Wagner: The last 1.5 years we focused on intensive research into the stem cell model. Needless to say, we encountered several obstacles as things can sometimes go wrong with cell models. For example, the cells can become infected, which means they won’t grow normally and must be discarded. You lose a sample, if this happens to the cells of affected newborns that have not yet been multiplied in the laboratory. The research logistics of this are likewise complex. The process requires a lot of staff starting with intubation, suctioning, sample storage, cell isolation and cell proliferation in the laboratory.
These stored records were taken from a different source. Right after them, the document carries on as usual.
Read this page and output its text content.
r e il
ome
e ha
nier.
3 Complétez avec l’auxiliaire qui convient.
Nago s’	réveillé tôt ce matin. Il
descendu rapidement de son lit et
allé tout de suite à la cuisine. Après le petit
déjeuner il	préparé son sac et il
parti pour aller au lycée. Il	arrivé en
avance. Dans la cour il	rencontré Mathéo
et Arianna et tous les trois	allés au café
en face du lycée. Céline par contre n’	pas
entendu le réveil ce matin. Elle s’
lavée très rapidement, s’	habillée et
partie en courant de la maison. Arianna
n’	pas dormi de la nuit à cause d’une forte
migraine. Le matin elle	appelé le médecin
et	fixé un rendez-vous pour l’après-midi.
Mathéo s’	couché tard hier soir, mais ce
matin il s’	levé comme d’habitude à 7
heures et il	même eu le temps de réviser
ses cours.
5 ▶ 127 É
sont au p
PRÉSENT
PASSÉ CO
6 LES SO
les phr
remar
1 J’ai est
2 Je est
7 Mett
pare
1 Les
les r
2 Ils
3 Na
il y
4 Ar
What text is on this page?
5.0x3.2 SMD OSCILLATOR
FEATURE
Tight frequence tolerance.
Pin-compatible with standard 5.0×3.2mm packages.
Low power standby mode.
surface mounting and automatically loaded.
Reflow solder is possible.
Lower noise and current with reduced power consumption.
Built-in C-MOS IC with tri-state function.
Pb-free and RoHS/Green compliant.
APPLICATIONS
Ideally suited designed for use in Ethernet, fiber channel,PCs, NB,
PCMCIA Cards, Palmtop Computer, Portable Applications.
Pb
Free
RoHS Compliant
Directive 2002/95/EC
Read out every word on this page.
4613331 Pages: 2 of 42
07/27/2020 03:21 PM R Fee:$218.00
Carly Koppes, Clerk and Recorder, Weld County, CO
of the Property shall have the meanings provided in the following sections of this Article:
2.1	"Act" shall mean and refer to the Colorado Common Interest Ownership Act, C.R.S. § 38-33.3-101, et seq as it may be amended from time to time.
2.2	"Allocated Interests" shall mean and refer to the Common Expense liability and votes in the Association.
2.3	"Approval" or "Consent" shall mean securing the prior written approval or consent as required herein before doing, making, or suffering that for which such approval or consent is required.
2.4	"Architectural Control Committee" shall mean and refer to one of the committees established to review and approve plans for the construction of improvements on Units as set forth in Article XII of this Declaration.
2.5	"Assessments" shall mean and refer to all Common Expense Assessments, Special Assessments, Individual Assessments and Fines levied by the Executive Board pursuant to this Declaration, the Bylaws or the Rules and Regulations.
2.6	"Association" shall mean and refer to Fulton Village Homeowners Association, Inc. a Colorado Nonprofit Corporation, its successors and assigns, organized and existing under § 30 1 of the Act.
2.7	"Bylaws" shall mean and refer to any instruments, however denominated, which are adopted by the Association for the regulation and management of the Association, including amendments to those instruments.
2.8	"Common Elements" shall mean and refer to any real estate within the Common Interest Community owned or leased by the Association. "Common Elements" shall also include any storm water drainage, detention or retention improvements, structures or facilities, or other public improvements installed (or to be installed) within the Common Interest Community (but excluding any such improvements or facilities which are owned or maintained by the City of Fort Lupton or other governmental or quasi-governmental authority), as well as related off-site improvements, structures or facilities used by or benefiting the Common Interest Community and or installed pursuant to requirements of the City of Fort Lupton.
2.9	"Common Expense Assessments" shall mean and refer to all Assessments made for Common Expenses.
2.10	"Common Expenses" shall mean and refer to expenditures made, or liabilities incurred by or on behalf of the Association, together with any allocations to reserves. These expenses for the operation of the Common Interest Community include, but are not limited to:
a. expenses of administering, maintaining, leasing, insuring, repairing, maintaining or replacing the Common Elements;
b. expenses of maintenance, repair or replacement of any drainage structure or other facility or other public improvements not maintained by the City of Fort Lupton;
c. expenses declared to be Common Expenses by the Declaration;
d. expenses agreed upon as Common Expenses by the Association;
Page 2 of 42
What insights did you gain from the stem cell model study?
Wagner: We were able to create a new model that allows the first-ever analysis of changes in the cells of human newborns with a congenital diaphragmatic hernia. These changes also correlate with those already observed in acknowledged animal models. We can make a positive impact on the changes via a treatment that slows down the inflammatory reaction.
What new research opportunities could result from these insights?
Wagner: The cell model allows the testing of a wide variety of therapeutic agents. Prior to this, tests on living tissue from newborns with a diaphragmatic hernia were not possible. The cell model could also serve as a kind of bridge between the animal model and therapy attempts with humans. Immune cells, connective tissue cells (fibrocytes) and pneumocytes also have functions in the lungs. Future research could use the model to study them in more detail.